FAQs
What is the main focus of Neotalent Conclusion?
Neotalent Conclusion specializes in providing Information Technology and Engineering services, focusing on increasing the technological capacity of clients and the digital transformation of their application ecosystems.
What type of projects will the Data Scientist be working on?
The Data Scientist will be involved in international projects in the telecommunications sector.
What are the main tasks associated with the Data Scientist position?
The main tasks include solving business problems with data, working cross-functionally to define problem statements, building analytical models, leading the development of optimization models, and communicating recommendations to support decision-making.

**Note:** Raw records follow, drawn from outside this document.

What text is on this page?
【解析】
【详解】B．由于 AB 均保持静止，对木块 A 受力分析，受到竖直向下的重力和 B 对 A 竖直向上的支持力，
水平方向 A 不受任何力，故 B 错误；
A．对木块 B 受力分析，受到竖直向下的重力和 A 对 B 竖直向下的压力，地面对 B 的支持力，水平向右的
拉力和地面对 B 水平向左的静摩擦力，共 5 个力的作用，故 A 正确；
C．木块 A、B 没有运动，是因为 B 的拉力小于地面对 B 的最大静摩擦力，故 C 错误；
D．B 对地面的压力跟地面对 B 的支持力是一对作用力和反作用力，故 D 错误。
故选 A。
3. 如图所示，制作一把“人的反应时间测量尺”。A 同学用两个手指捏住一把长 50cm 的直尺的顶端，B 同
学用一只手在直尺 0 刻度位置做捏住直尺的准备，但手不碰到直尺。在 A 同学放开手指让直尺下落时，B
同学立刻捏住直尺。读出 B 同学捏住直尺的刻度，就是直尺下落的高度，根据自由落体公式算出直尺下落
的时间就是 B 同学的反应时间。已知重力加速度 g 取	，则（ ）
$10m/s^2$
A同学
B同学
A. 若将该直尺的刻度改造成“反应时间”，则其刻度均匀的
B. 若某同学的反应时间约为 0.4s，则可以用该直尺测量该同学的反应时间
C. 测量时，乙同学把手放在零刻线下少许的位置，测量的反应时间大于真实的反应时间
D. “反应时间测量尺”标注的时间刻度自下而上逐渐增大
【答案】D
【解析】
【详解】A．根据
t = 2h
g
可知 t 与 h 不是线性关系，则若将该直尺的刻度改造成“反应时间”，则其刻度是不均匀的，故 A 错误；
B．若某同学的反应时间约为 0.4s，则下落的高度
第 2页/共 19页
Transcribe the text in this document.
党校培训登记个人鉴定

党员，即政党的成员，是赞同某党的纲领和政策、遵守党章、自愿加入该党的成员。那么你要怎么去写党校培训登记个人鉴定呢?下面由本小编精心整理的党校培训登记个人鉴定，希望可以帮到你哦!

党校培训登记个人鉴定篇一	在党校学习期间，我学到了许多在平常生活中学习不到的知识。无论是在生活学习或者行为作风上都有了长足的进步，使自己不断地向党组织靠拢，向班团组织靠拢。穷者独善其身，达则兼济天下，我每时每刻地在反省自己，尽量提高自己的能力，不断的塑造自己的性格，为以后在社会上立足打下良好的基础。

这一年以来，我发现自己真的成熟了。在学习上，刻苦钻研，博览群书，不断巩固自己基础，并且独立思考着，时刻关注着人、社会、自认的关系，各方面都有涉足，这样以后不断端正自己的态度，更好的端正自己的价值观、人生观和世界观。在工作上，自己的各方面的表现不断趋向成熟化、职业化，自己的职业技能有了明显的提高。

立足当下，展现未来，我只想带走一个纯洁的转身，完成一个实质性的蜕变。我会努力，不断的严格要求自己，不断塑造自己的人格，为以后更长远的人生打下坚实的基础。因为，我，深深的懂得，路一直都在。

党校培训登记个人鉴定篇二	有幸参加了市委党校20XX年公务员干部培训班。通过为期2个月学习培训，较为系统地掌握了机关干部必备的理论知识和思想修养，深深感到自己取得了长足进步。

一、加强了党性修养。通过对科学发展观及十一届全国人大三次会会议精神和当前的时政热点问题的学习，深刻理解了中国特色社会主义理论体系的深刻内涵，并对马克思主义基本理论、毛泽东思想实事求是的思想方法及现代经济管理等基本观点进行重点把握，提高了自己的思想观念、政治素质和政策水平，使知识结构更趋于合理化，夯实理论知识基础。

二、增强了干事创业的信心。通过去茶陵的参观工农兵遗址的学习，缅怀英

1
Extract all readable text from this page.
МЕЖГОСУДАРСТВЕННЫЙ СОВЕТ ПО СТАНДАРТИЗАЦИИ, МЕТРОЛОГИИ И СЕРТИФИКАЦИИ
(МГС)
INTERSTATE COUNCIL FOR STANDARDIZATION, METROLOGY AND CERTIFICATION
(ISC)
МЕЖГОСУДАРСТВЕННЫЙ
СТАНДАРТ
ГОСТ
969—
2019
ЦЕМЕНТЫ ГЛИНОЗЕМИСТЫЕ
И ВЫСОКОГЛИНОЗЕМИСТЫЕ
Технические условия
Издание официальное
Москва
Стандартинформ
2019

What tech skills are required for this role?
Candidates should have 3+ years of scripting experience with Python or Pyspark, familiarity with data manipulation and visualization packages, professional experience with Java, Scala, or Spark, and a good level of communication in English.
Is prior experience necessary to apply for this position?
Yes, candidates should have at least 3 years of experience as a Data Scientist or in a closely related role.
What are the benefits of joining Neotalent Conclusion?
Benefits include working on challenging projects, learning about emerging technologies, the option to work remotely, designing a career plan, accessing continuous training and certifications, and opportunities for internal mobility.
How can I apply for this Data Scientist position?
To apply, please send your CV to the provided email address with the subject line "MVT_DST".
Where is Neotalent Conclusion located?
Neotalent Conclusion has a presence in key locations including Lisbon, Porto, and Madrid.
What type of company is Neotalent Conclusion associated with?
Neotalent Conclusion is part of the Netherlands-based organization Conclusion, which has an ecosystem of over 25 companies and 3,600 employees.
What does MLOps refer to in this context?
MLOps refers to the best practices for deploying and maintaining machine learning models in production environments.